Moshow shows the kind of gleeful, all-encompassing love for his cats that you usually see in women.  So perhaps it's Moshow who made cat-obsession safe for macho guys like....

Keith Hernandez.

Yes, THAT Keith Hernandez, the 1979 MVP award winner and holder of World Series rings with the St. Louis Cardinals and the New York Mets; the carrier of cocaine usage rumors, the chain-smoking first baseman who along with the couldn't-be-more-different Gary Carter were the missing pieces that when added, created the 1986 Mets, and now the lovable curmudgeon of the SNY broadcast booth, and yes, cat guy.
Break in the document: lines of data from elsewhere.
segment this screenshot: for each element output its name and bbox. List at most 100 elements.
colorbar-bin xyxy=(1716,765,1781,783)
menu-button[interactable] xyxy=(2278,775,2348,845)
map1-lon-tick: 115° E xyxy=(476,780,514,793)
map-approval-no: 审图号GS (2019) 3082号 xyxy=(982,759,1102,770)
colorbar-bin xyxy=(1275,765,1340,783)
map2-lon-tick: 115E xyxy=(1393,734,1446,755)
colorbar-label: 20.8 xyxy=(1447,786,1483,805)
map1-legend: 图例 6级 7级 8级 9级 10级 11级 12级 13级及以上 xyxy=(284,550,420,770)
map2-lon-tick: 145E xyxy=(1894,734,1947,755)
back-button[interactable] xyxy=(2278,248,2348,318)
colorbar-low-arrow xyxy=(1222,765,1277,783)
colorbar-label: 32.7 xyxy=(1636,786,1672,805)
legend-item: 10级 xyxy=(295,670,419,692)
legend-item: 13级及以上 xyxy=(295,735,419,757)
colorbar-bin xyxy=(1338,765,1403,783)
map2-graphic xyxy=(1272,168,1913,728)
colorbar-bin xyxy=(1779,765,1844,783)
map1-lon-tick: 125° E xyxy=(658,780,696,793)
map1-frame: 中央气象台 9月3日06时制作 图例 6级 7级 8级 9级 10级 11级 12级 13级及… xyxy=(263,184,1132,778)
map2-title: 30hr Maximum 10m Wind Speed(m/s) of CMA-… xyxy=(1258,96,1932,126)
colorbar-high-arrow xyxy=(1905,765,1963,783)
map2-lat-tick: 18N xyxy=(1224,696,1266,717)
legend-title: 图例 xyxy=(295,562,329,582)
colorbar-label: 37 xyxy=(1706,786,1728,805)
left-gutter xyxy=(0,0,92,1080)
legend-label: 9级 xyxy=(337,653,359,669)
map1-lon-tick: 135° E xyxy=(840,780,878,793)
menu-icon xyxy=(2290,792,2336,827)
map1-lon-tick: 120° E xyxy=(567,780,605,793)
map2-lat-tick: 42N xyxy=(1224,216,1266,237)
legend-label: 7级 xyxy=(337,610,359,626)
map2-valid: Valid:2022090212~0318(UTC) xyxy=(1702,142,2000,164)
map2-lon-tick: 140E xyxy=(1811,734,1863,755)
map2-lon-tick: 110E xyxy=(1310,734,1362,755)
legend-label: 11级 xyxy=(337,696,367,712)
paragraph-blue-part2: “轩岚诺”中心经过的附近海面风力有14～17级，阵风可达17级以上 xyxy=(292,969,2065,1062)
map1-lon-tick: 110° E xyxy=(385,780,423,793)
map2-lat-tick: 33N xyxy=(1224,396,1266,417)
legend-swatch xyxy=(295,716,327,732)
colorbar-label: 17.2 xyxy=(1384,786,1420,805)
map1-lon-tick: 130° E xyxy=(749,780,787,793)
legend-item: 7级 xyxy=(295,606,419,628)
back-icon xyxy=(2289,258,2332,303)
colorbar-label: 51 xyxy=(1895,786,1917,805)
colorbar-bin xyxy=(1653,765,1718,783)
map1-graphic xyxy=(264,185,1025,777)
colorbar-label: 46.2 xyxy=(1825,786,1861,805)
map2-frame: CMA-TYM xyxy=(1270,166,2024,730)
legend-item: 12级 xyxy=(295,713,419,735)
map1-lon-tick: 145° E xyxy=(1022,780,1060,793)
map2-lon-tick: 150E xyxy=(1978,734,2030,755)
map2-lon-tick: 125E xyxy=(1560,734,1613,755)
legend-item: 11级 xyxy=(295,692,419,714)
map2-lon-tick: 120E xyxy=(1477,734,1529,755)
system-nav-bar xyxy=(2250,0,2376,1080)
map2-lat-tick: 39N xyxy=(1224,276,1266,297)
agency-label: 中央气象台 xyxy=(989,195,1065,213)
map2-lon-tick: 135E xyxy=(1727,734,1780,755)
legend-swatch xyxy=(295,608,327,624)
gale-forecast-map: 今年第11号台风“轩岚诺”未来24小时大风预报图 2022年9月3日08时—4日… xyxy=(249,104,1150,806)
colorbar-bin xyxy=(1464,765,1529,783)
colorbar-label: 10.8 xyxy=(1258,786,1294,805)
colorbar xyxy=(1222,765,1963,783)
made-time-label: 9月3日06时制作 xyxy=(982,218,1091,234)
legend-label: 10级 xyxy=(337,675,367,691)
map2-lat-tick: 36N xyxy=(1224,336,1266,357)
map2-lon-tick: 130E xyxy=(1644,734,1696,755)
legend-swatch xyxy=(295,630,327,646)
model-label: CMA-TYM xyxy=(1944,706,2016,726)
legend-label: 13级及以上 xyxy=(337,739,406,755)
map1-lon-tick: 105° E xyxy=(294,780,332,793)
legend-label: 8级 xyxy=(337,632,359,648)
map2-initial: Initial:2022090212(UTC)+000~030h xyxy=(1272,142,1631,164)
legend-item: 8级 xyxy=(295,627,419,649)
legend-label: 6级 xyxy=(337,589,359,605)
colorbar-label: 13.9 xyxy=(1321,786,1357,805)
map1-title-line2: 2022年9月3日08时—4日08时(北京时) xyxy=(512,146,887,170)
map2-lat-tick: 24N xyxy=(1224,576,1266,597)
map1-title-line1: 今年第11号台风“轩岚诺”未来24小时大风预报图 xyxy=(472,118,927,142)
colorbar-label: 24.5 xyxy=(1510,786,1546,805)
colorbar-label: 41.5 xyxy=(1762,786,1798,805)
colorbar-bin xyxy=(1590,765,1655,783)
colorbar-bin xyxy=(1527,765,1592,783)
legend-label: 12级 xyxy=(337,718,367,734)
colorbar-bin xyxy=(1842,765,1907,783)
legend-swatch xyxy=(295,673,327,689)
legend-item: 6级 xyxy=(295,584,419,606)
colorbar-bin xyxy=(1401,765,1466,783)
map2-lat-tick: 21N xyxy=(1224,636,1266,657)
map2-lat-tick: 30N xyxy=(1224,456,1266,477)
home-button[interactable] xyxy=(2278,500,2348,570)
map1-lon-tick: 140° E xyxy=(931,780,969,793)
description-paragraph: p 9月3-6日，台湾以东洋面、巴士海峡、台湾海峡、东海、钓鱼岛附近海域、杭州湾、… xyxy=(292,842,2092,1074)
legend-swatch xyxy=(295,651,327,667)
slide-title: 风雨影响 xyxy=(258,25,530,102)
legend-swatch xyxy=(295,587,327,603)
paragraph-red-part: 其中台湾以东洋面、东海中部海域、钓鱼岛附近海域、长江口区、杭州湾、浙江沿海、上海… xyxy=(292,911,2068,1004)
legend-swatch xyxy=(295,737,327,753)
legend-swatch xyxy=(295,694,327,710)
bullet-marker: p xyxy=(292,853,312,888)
Hernandez is one of those people who really found his voice on Twitter, but does it in a way that doesn't piss people off, but instead, shows him as a kind of Tweeting Man of Letters.  But it was a single video of himself picking up the paper with his cat Hadji (named after a character in a Jonny Quest cartoon, which may be the endearingly dorky thing done by an ex-jock EVER) that put Keith Hernandez into the Exalted Pantheon of Internet Cat Guys.

Perhaps it's going to take a curmudgeonly ex-jock to make cats as acceptable a pet for men as women have known for decades.  On the other hand, it seems kind of a shame that we may have to share that with them too.